The report begins by describing how the current conflict in Syria has caused “the largest refugee displacement crisis of our time.” Since March 2011, nearly half of the country’s population has been displaced and over 200,000 people have been killed.
Those who have survived have been witness to massacres, murder, execution without due process, torture, hostage-taking, enforced disappearance, rape and sexual violence, as well as the use children in hostile situations.
Exposure to such devastating events has the potential to create extreme psychological and social distress among refugees.
Many are able to establish healthy coping mechanisms such as talking to friends and family, praying or remembering good times.
However, others might have had their social support systems destabilized during conflict, forcing them to develop less effective or negative coping strategies such as smoking, obsessively watching the news, worrying about others back in Syria or ‘doing nothing’, says the report.
When this lack of support is compounded with the trauma they’ve experienced in crisis zones, these individuals are especially at-risk of developing mental health issues or mental disorders.
Idioms of distress
The report intends to tackle this problem by helping “MHPSS professionals and humanitarian professionals become more sensitive – not to stereotype the Syrians, [but] to make them aware,” Hassan says.
One of the most important ways in which mental health practitioners can support refugees is by understanding and using cultural ‘idioms of distress’, which according to the report, “refer to common modes of expressing distress within a culture or community that may be used for a wide variety of problems, conditions or concerns.”
In order to help mental health practitioners communicate their diagnoses in ways refugees can understand, the report provides specific ways to express common expressions used in Western medical traditions. It also outlines common expressions used by Syrians.
“Even when we talk about anxiety and depression, anxiety and depression and other disorders are not experienced in the same way [in different cultures].”
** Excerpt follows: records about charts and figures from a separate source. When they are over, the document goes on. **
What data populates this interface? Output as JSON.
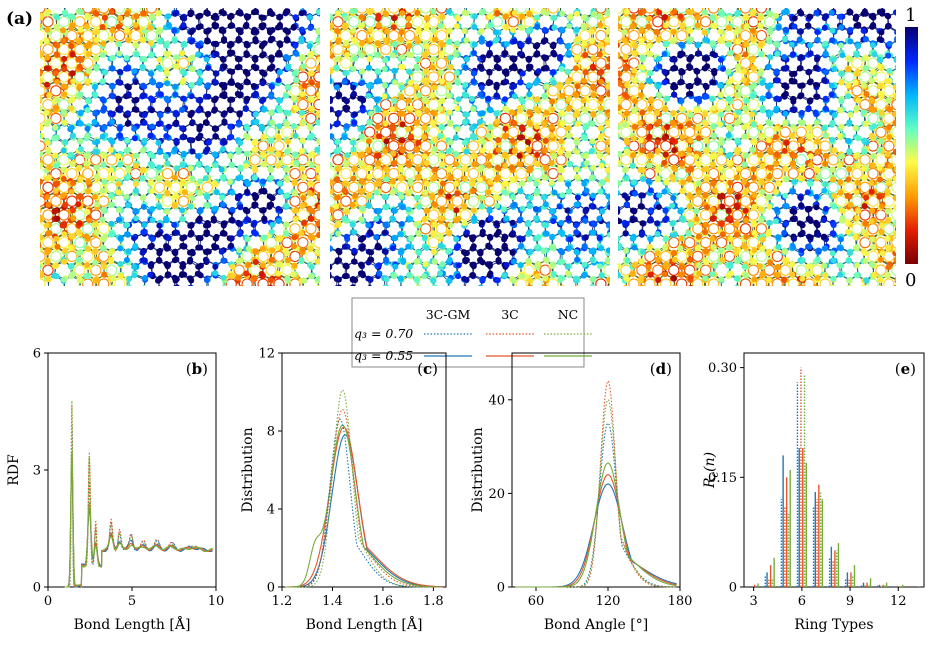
{
  "panel_a": {
    "label": "(a)",
    "panels": [
      {
        "name": "3C-GM"
      },
      {
        "name": "3C"
      },
      {
        "name": "NC"
      }
    ],
    "colorbar": {
      "max_label": "1",
      "min_label": "0",
      "colors": [
        "#08006f",
        "#0026ff",
        "#00b5ff",
        "#5fffc3",
        "#fffa48",
        "#ff9c00",
        "#e41f00",
        "#7a0000"
      ]
    }
  },
  "legend": {
    "headers": [
      "3C-GM",
      "3C",
      "NC"
    ],
    "rows": [
      {
        "label": "q₃ = 0.70",
        "style": "dotted"
      },
      {
        "label": "q₃ = 0.55",
        "style": "solid"
      }
    ],
    "colors": {
      "3C-GM": "#1f77b4",
      "3C": "#e4572e",
      "NC": "#76ad3b"
    }
  },
  "chart_data": [
    {
      "id": "b",
      "type": "line",
      "label": "(b)",
      "xlabel": "Bond Length [Å]",
      "ylabel": "RDF",
      "xlim": [
        0,
        10
      ],
      "ylim": [
        0,
        6
      ],
      "xticks": [
        "0",
        "5",
        "10"
      ],
      "yticks": [
        "0",
        "3",
        "6"
      ],
      "peaks": [
        {
          "x": 1.42,
          "width": 0.09,
          "heights": {
            "3C-GM": 3.6,
            "3C": 3.8,
            "NC": 3.9
          }
        },
        {
          "x": 2.46,
          "width": 0.13,
          "heights": {
            "3C-GM": 1.9,
            "3C": 2.0,
            "NC": 1.95
          }
        },
        {
          "x": 2.84,
          "width": 0.13,
          "heights": {
            "3C-GM": 0.9,
            "3C": 0.95,
            "NC": 0.9
          }
        },
        {
          "x": 3.76,
          "width": 0.16,
          "heights": {
            "3C-GM": 1.3,
            "3C": 1.35,
            "NC": 1.3
          }
        },
        {
          "x": 4.26,
          "width": 0.17,
          "heights": {
            "3C-GM": 1.2,
            "3C": 1.15,
            "NC": 1.1
          }
        },
        {
          "x": 4.95,
          "width": 0.2,
          "heights": {
            "3C-GM": 1.2,
            "3C": 1.15,
            "NC": 1.1
          }
        },
        {
          "x": 5.7,
          "width": 0.25,
          "heights": {
            "3C-GM": 1.05,
            "3C": 1.05,
            "NC": 1.05
          }
        },
        {
          "x": 6.5,
          "width": 0.28,
          "heights": {
            "3C-GM": 1.05,
            "3C": 1.05,
            "NC": 1.05
          }
        },
        {
          "x": 7.4,
          "width": 0.3,
          "heights": {
            "3C-GM": 1.03,
            "3C": 1.03,
            "NC": 1.03
          }
        },
        {
          "x": 8.6,
          "width": 0.35,
          "heights": {
            "3C-GM": 1.02,
            "3C": 1.02,
            "NC": 1.02
          }
        }
      ],
      "dotted_peaks": [
        {
          "x": 1.42,
          "width": 0.06,
          "heights": {
            "3C-GM": 4.6,
            "3C": 5.1,
            "NC": 5.2
          }
        },
        {
          "x": 2.46,
          "width": 0.09,
          "heights": {
            "3C-GM": 2.6,
            "3C": 3.2,
            "NC": 3.3
          }
        },
        {
          "x": 2.84,
          "width": 0.09,
          "heights": {
            "3C-GM": 1.3,
            "3C": 1.5,
            "NC": 1.4
          }
        },
        {
          "x": 3.76,
          "width": 0.12,
          "heights": {
            "3C-GM": 1.6,
            "3C": 1.7,
            "NC": 1.6
          }
        },
        {
          "x": 4.26,
          "width": 0.12,
          "heights": {
            "3C-GM": 1.4,
            "3C": 1.5,
            "NC": 1.4
          }
        },
        {
          "x": 4.95,
          "width": 0.15,
          "heights": {
            "3C-GM": 1.35,
            "3C": 1.4,
            "NC": 1.35
          }
        },
        {
          "x": 5.7,
          "width": 0.2,
          "heights": {
            "3C-GM": 1.15,
            "3C": 1.2,
            "NC": 1.15
          }
        },
        {
          "x": 6.5,
          "width": 0.22,
          "heights": {
            "3C-GM": 1.15,
            "3C": 1.2,
            "NC": 1.15
          }
        },
        {
          "x": 7.4,
          "width": 0.25,
          "heights": {
            "3C-GM": 1.1,
            "3C": 1.12,
            "NC": 1.1
          }
        },
        {
          "x": 8.6,
          "width": 0.3,
          "heights": {
            "3C-GM": 1.06,
            "3C": 1.08,
            "NC": 1.06
          }
        }
      ]
    },
    {
      "id": "c",
      "type": "line",
      "label": "(c)",
      "xlabel": "Bond Length [Å]",
      "ylabel": "Distribution",
      "xlim": [
        1.2,
        1.85
      ],
      "ylim": [
        0,
        12
      ],
      "xticks": [
        "1.2",
        "1.4",
        "1.6",
        "1.8"
      ],
      "yticks": [
        "0",
        "4",
        "8",
        "12"
      ],
      "series": [
        {
          "name": "3C-GM",
          "style": "solid",
          "mu": 1.45,
          "sigma": 0.052,
          "peak": 7.8
        },
        {
          "name": "3C",
          "style": "solid",
          "mu": 1.445,
          "sigma": 0.055,
          "peak": 8.2
        },
        {
          "name": "NC",
          "style": "solid",
          "mu": 1.44,
          "sigma": 0.05,
          "peak": 8.3,
          "shoulder": {
            "mu": 1.33,
            "sigma": 0.022,
            "peak": 1.6
          }
        },
        {
          "name": "3C-GM",
          "style": "dotted",
          "mu": 1.43,
          "sigma": 0.04,
          "peak": 8.6
        },
        {
          "name": "3C",
          "style": "dotted",
          "mu": 1.44,
          "sigma": 0.045,
          "peak": 9.1
        },
        {
          "name": "NC",
          "style": "dotted",
          "mu": 1.44,
          "sigma": 0.038,
          "peak": 10.1
        }
      ]
    },
    {
      "id": "d",
      "type": "line",
      "label": "(d)",
      "xlabel": "Bond Angle [°]",
      "ylabel": "Distribution",
      "xlim": [
        40,
        180
      ],
      "ylim": [
        0,
        50
      ],
      "xticks": [
        "60",
        "120",
        "180"
      ],
      "yticks": [
        "0",
        "20",
        "40"
      ],
      "series": [
        {
          "name": "3C-GM",
          "style": "solid",
          "mu": 120,
          "sigma": 12,
          "peak": 22
        },
        {
          "name": "3C",
          "style": "solid",
          "mu": 120,
          "sigma": 11,
          "peak": 24
        },
        {
          "name": "NC",
          "style": "solid",
          "mu": 120,
          "sigma": 10,
          "peak": 26.5
        },
        {
          "name": "3C-GM",
          "style": "dotted",
          "mu": 120,
          "sigma": 7,
          "peak": 35
        },
        {
          "name": "3C",
          "style": "dotted",
          "mu": 120,
          "sigma": 6.2,
          "peak": 44
        },
        {
          "name": "NC",
          "style": "dotted",
          "mu": 120,
          "sigma": 6.6,
          "peak": 40
        }
      ]
    },
    {
      "id": "e",
      "type": "bar",
      "label": "(e)",
      "xlabel": "Ring Types",
      "ylabel": "R_c(n)",
      "xlim": [
        2.4,
        13.6
      ],
      "ylim": [
        0,
        0.32
      ],
      "xticks": [
        "3",
        "6",
        "9",
        "12"
      ],
      "yticks": [
        "0",
        "0.15",
        "0.30"
      ],
      "categories": [
        3,
        4,
        5,
        6,
        7,
        8,
        9,
        10,
        11,
        12,
        13
      ],
      "series": [
        {
          "name": "3C-GM",
          "style": "dotted",
          "values": [
            0.0,
            0.015,
            0.12,
            0.28,
            0.11,
            0.04,
            0.012,
            0.004,
            0.002,
            0.001,
            0.0
          ]
        },
        {
          "name": "3C-GM",
          "style": "solid",
          "values": [
            0.0,
            0.02,
            0.18,
            0.19,
            0.13,
            0.055,
            0.02,
            0.006,
            0.003,
            0.001,
            0.0
          ]
        },
        {
          "name": "3C",
          "style": "dotted",
          "values": [
            0.0,
            0.01,
            0.11,
            0.3,
            0.12,
            0.035,
            0.01,
            0.003,
            0.001,
            0.0,
            0.0
          ]
        },
        {
          "name": "3C",
          "style": "solid",
          "values": [
            0.003,
            0.03,
            0.15,
            0.19,
            0.14,
            0.05,
            0.02,
            0.006,
            0.003,
            0.001,
            0.0
          ]
        },
        {
          "name": "NC",
          "style": "dotted",
          "values": [
            0.0,
            0.012,
            0.1,
            0.29,
            0.13,
            0.05,
            0.015,
            0.004,
            0.002,
            0.001,
            0.0
          ]
        },
        {
          "name": "NC",
          "style": "solid",
          "values": [
            0.005,
            0.04,
            0.16,
            0.17,
            0.12,
            0.06,
            0.03,
            0.012,
            0.006,
            0.003,
            0.001
          ]
        }
      ]
    }
  ]
}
For example, the phrase in Arabic that translates to “I feel my soul is going out” should be understood as an expression of worry, inability to cope, and a warning sign of a dysphoric mood.
A similar statement, which translates to “It is humiliating to complain to someone other than God” is a reference to shame in asking for help as well as a statement of despair and surrender.
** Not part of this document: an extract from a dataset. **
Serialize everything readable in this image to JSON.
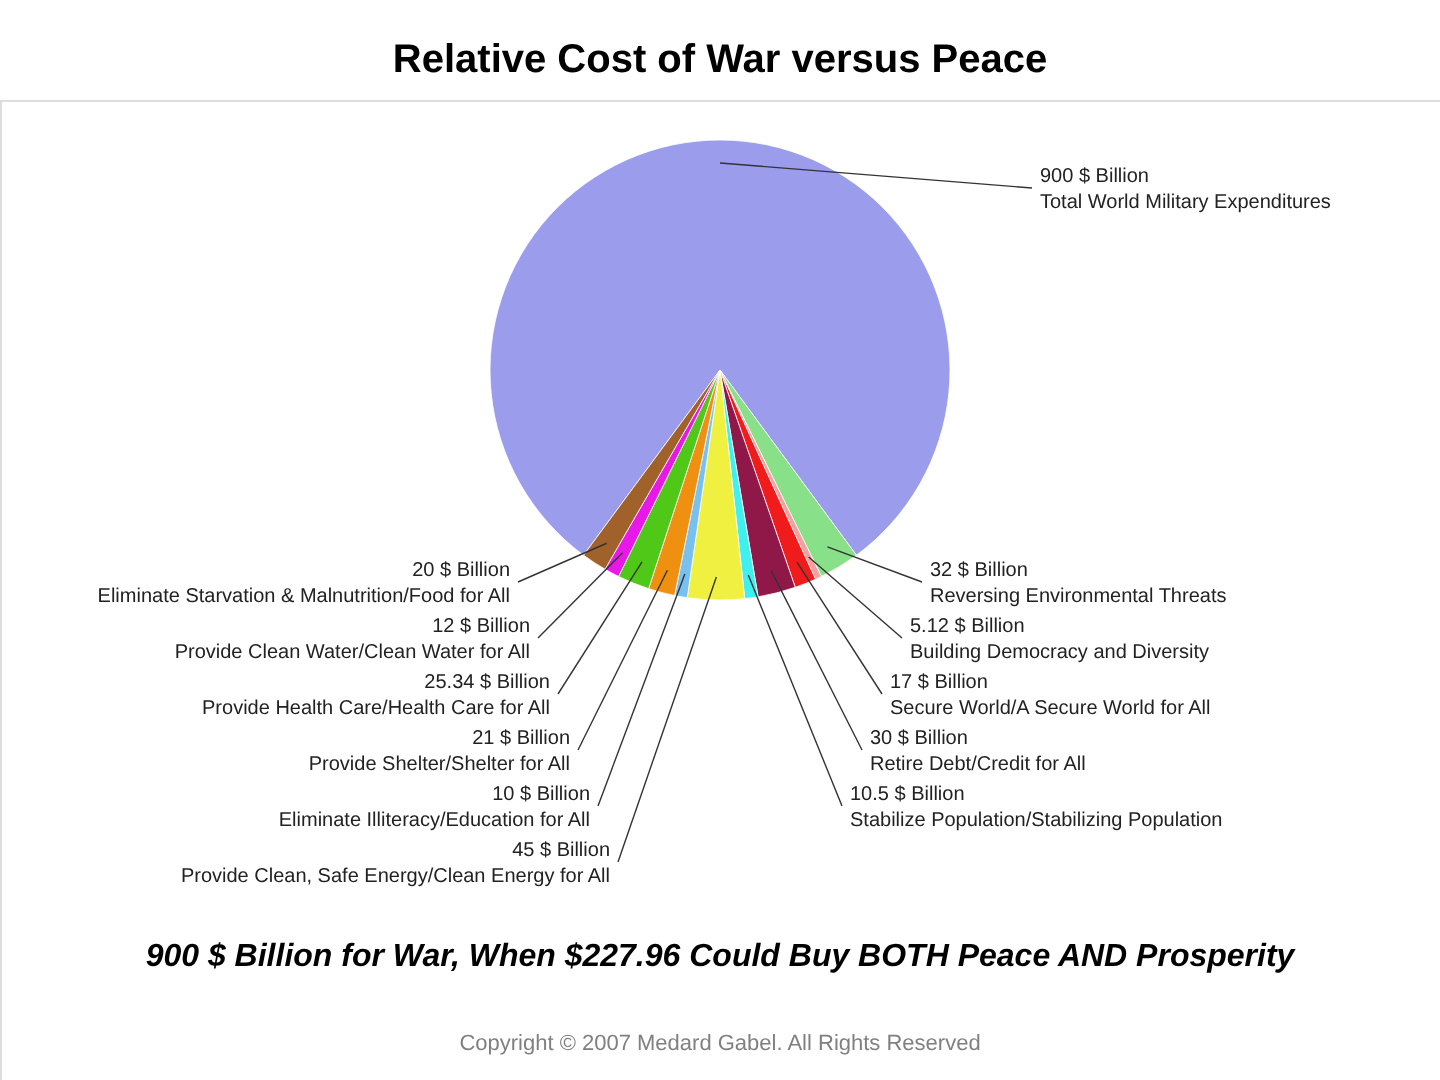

By understanding the true intent behind these expressions, doctors can better understand exactly what a patient is experiencing.
Nevertheless, this issues go beyond simple vocabulary.
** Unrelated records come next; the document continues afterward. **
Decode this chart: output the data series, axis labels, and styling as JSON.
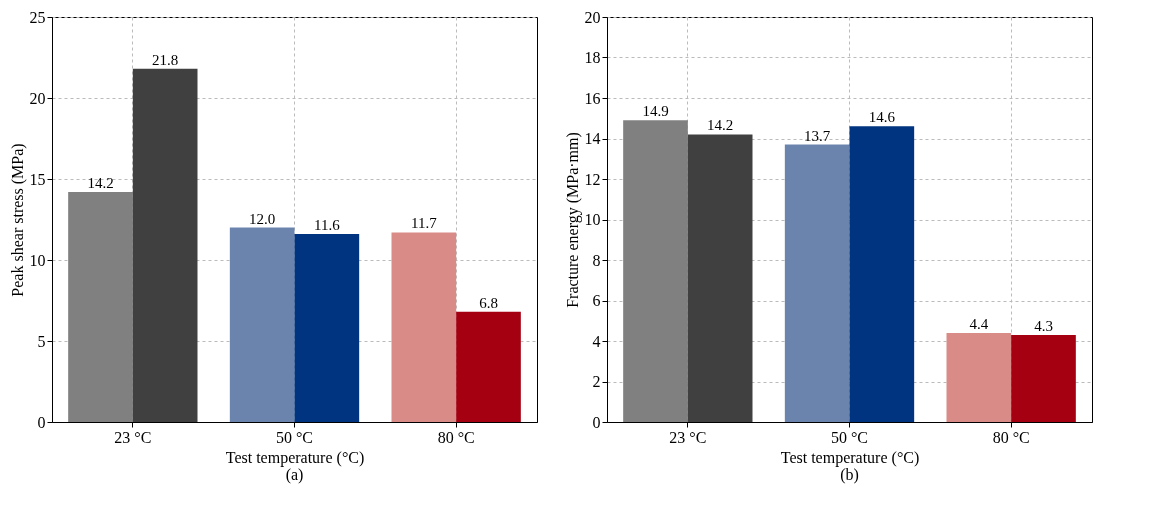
{
  "chart_data": [
    {
      "type": "bar",
      "title": "(a)",
      "xlabel": "Test temperature (°C)",
      "ylabel": "Peak shear stress (MPa)",
      "categories": [
        "23 °C",
        "50 °C",
        "80 °C"
      ],
      "series": [
        {
          "values": [
            14.2,
            12.0,
            11.7
          ],
          "colors": [
            "#808080",
            "#6a84ad",
            "#d98c87"
          ],
          "value_labels": [
            "14.2",
            "12.0",
            "11.7"
          ]
        },
        {
          "values": [
            21.8,
            11.6,
            6.8
          ],
          "colors": [
            "#404040",
            "#003380",
            "#a50012"
          ],
          "value_labels": [
            "21.8",
            "11.6",
            "6.8"
          ]
        }
      ],
      "ylim": [
        0,
        25
      ],
      "yticks": [
        0,
        5,
        10,
        15,
        20,
        25
      ],
      "grid": true
    },
    {
      "type": "bar",
      "title": "(b)",
      "xlabel": "Test temperature (°C)",
      "ylabel": "Fracture energy (MPa·mm)",
      "categories": [
        "23 °C",
        "50 °C",
        "80 °C"
      ],
      "series": [
        {
          "values": [
            14.9,
            13.7,
            4.4
          ],
          "colors": [
            "#808080",
            "#6a84ad",
            "#d98c87"
          ],
          "value_labels": [
            "14.9",
            "13.7",
            "4.4"
          ]
        },
        {
          "values": [
            14.2,
            14.6,
            4.3
          ],
          "colors": [
            "#404040",
            "#003380",
            "#a50012"
          ],
          "value_labels": [
            "14.2",
            "14.6",
            "4.3"
          ]
        }
      ],
      "ylim": [
        0,
        20
      ],
      "yticks": [
        0,
        2,
        4,
        6,
        8,
        10,
        12,
        14,
        16,
        18,
        20
      ],
      "grid": true
    }
  ]
}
“Even when we talk about anxiety and depression, anxiety and depression and other disorders are not experienced in the same way [in different cultures],” Hassan explains. “So we kind of described for instance not only what words a depressed Syrian refugee patient may [use], but also what exactly depression means and how is it existentially experienced.”
Hassan says addressing these issues as complex cultural and emotional experiences rather than solely as diagnoses “really provides the ability for practitioners to be more aware and understand better the emotional and psychological experience of their patients.”
Intervention beyond Syria
While this report is specifically focused on a Syrian context, Hassan explains it has the potential to help mental health practitioners beyond the current refugee crisis.
“The advantage I think to this review is that we have included some advice or information on how to design a contextually appropriate service in terms of mental health and psychosocial support,” she says. “It can be used by any mental health psychosocial service in Canada who is hoping to improve the services that they provide to their population.”
Hassan says this could be especially important for Canada given its multiethnic population.
She ultimately hopes that this report is widely distributed so that both professionals and the public become more aware of the long-term health consequences of refugee situations and how they can get involved.
“Canada has to play [a role] in assisting refugees. And not only waiting here to assist them.”